I also made peace with the kangaroos as the last time I visited Australia, I was chased by a kangaroo in a sanctuary until I just threw the food on the ground. These kangaroos were much friendlier and allowed you to pet them (without having to feed them). Kangaroos are very soft.
The birds are a treat to photograph as they can be very hard to photograph so it becomes “sport”. My favorite bird today was the frogmouth rosella and resembles an owl. Can you find the “joeys” still in the pouch of their mothers?
Check out the sanctuary @ http://www.tasmaniandevilunzoo.com.au
Wow! One place more beautiful than the next. The flowers are gorgeous and the wildlife is cool. So neat to see things you can’t see in the States. Love the kangaroo story! Would love to have seen that. Haha!
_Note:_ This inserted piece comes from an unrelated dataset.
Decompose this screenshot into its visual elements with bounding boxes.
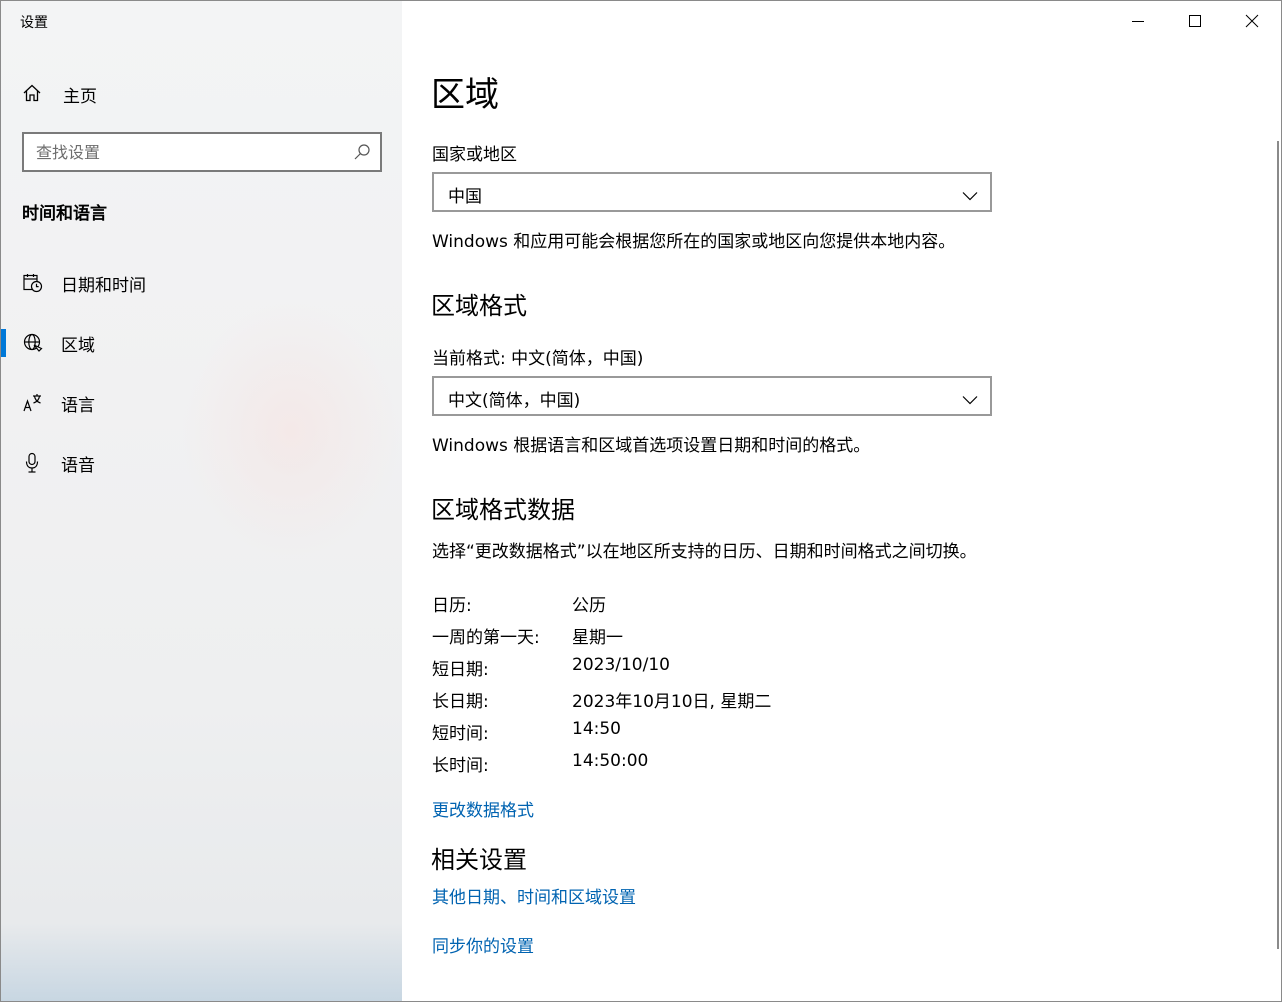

Keep enjoying your amazing adventures!
Thanks Jill! I can run if I have to 😉
Love this Dustin! Thank you for taking us along in your trip! ❤️
Thanks for coming along!
I like what you mention about the sunlight in Tasmania. I have always thought the sunlight there has transformative properties! Hope you have some nice sunny days ahead! We’ve never done the boat cruise on the Tasman Sea – that looks amazing. I’ve wanted to go for a while, but my husband tends to get sea sick so I’m not sure if we will ever do it. Your photos are amazing though.
Have you done Port Arthur prison? If not, have Peter do that while you do the Tasman cruise. Same tour company bus takes you and they drop off at the different attractions. It’s worth the trip.